IRIANA, yang saat ini menjadi Ibu Negara, rupanya meminta janji sang suami, Joko Widodo saat menikahinya untuk tak menduakan dirinya. Dan disepakati.
Joko Widodo, Presiden Republik Indonesia yang baru dilantik dan kini populer dengan nama panggilan Jokowi, memberikan janjinya. Bukan hanya verbal, janji itu dituliskan dalam buku nikah antara Jokowi dan Iriana. Pada buku nikah bertanggal 24 Desember 1986 itu ada kolom " apabila ada perjanjian selain ta'lik talak, sebutkan." Dan begitulah, yang disebutkan disitu adalah " Tidak mau dimadu. "
***
[caption id="attachment_350504" align="aligncenter" width="375" caption="Buku nikah Iriana dan Jokowi. Gambar: detik.com"][/caption]

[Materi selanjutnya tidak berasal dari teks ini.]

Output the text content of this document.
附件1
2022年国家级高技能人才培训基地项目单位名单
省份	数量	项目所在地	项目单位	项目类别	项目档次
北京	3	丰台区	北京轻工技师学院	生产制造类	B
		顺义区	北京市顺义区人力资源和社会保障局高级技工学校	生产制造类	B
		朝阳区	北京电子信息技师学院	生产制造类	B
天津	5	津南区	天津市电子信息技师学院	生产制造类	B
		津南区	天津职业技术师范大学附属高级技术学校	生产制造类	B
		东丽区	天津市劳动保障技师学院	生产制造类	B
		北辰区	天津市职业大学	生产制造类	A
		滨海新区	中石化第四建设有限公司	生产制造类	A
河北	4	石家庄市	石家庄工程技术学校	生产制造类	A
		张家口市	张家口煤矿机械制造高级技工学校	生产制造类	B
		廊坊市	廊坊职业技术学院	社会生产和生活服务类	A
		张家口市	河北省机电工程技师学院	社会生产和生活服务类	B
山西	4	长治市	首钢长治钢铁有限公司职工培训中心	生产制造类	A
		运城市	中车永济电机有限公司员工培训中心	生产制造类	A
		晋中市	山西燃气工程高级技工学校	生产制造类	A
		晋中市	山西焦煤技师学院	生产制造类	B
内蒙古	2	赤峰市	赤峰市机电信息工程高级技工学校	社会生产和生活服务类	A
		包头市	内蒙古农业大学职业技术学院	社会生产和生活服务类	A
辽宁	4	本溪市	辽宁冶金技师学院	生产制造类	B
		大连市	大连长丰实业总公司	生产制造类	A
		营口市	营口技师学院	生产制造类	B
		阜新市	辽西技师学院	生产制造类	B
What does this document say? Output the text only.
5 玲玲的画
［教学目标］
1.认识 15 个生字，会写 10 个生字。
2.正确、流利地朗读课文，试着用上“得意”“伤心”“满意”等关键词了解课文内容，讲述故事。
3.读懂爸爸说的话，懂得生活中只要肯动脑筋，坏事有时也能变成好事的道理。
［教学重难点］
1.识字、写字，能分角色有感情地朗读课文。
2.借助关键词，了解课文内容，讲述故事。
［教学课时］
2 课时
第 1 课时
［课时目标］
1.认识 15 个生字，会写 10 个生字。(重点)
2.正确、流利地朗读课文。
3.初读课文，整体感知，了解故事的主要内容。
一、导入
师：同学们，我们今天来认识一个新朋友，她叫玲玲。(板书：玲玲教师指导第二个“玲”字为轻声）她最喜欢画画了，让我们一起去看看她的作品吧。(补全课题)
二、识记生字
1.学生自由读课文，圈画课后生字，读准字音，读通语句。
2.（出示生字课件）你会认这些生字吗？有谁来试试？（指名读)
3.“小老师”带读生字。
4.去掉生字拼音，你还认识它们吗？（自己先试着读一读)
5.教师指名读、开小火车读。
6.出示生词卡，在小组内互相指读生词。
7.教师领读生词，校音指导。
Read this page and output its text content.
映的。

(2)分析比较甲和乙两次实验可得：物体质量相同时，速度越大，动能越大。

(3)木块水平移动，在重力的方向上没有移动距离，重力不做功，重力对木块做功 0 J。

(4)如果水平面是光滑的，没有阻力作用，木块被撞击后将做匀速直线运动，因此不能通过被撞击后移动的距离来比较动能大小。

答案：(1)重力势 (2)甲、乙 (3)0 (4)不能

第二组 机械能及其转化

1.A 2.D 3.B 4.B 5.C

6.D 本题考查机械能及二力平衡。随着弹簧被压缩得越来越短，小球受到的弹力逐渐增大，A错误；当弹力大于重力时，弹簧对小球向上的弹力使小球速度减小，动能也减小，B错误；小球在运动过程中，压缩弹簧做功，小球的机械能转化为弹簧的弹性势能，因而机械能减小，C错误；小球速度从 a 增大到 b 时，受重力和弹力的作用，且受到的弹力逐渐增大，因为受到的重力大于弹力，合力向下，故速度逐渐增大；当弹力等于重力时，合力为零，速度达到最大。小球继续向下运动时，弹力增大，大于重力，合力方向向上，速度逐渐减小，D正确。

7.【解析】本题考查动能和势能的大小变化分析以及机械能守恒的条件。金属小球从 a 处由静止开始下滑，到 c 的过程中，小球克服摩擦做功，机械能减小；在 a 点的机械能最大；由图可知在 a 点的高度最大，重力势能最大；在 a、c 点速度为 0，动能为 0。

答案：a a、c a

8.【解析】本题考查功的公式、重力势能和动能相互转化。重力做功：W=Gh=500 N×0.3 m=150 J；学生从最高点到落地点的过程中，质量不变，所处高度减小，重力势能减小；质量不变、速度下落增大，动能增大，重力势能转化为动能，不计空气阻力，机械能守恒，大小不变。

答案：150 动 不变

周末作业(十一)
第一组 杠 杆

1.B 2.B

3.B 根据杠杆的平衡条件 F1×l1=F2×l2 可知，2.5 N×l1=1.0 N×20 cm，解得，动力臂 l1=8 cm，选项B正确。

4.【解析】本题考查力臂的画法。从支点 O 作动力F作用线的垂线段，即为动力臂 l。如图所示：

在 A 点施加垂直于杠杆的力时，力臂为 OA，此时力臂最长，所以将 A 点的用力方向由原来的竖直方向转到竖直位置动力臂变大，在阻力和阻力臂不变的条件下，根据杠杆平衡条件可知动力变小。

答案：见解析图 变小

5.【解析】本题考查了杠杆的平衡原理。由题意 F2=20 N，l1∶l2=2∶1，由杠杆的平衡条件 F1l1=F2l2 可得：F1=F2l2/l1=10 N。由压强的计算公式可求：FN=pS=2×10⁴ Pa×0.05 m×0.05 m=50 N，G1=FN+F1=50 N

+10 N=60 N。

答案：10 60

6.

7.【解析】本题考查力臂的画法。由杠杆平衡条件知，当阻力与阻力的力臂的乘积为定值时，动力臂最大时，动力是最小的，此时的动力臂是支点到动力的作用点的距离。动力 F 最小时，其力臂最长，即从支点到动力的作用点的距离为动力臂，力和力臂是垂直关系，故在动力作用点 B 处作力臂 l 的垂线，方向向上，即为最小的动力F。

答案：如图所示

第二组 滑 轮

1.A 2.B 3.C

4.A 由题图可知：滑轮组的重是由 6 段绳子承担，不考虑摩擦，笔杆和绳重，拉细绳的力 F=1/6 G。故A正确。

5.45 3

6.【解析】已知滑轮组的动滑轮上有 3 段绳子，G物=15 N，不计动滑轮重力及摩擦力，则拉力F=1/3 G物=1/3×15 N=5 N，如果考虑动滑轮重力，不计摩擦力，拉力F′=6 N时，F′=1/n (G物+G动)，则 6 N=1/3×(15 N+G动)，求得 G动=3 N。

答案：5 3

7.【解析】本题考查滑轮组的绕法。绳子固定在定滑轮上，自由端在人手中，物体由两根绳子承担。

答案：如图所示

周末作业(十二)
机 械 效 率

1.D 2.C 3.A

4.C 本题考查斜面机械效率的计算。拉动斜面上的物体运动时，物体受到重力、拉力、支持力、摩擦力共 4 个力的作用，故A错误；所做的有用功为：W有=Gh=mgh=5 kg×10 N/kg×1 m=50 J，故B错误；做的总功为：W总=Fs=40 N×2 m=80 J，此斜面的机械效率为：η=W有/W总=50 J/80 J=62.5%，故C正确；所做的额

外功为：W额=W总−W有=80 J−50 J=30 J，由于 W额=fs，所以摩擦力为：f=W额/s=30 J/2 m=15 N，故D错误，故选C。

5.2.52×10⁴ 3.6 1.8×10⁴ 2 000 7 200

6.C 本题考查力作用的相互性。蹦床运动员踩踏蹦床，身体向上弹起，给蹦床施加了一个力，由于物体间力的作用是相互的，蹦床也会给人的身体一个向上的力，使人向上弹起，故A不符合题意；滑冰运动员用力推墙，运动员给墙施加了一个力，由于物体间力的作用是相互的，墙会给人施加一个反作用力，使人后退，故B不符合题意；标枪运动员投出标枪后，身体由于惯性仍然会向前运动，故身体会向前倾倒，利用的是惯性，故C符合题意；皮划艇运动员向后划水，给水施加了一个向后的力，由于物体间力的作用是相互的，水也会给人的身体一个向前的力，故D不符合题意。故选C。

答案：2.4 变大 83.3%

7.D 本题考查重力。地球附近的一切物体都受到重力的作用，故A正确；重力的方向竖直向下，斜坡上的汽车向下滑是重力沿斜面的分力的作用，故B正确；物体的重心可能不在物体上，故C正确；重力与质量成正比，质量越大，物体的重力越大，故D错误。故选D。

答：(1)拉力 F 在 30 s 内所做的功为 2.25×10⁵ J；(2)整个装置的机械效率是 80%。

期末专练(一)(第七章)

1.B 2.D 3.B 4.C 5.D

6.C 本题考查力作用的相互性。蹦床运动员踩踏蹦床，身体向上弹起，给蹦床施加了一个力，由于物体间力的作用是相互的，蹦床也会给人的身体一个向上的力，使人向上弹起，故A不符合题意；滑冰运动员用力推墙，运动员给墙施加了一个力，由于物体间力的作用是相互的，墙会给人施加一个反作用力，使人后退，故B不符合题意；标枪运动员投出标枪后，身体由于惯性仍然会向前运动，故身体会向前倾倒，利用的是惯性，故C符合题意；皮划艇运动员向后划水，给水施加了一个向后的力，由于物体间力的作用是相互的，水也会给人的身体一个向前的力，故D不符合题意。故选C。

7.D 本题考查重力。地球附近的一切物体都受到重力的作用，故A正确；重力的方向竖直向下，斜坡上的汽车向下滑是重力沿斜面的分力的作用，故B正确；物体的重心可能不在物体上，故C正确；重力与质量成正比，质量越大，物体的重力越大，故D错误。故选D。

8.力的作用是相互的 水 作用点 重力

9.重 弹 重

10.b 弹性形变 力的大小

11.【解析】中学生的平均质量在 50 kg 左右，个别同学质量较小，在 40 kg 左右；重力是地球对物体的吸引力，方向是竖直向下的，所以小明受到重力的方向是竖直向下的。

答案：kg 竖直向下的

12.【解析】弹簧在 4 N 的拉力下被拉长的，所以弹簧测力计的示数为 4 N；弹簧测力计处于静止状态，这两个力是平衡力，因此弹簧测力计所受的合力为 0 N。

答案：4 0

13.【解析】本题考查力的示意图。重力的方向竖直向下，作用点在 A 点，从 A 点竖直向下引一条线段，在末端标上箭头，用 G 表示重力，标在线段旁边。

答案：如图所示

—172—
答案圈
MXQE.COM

Ada banyak berita yang bisa dibaca tentang Iriana, ibu negara yang penampilannya sederhana itu. Tentang bagaimana dia berhenti kuliah sebab dinikahi Jokowi yang saat itu hendak mengadu nasib dengan merantau ke Aceh.
Setelah menikah, Iriana ikut bersama Jokowi ke Aceh, melewatkan hari- hari berdua dalam keadaan yang sederhana dan baru kembali ke Solo beberapa waktu kemudian ketika Jokowi merasa sudah cukup memiliki tabungan dan ingin memulai usahanya sendiri.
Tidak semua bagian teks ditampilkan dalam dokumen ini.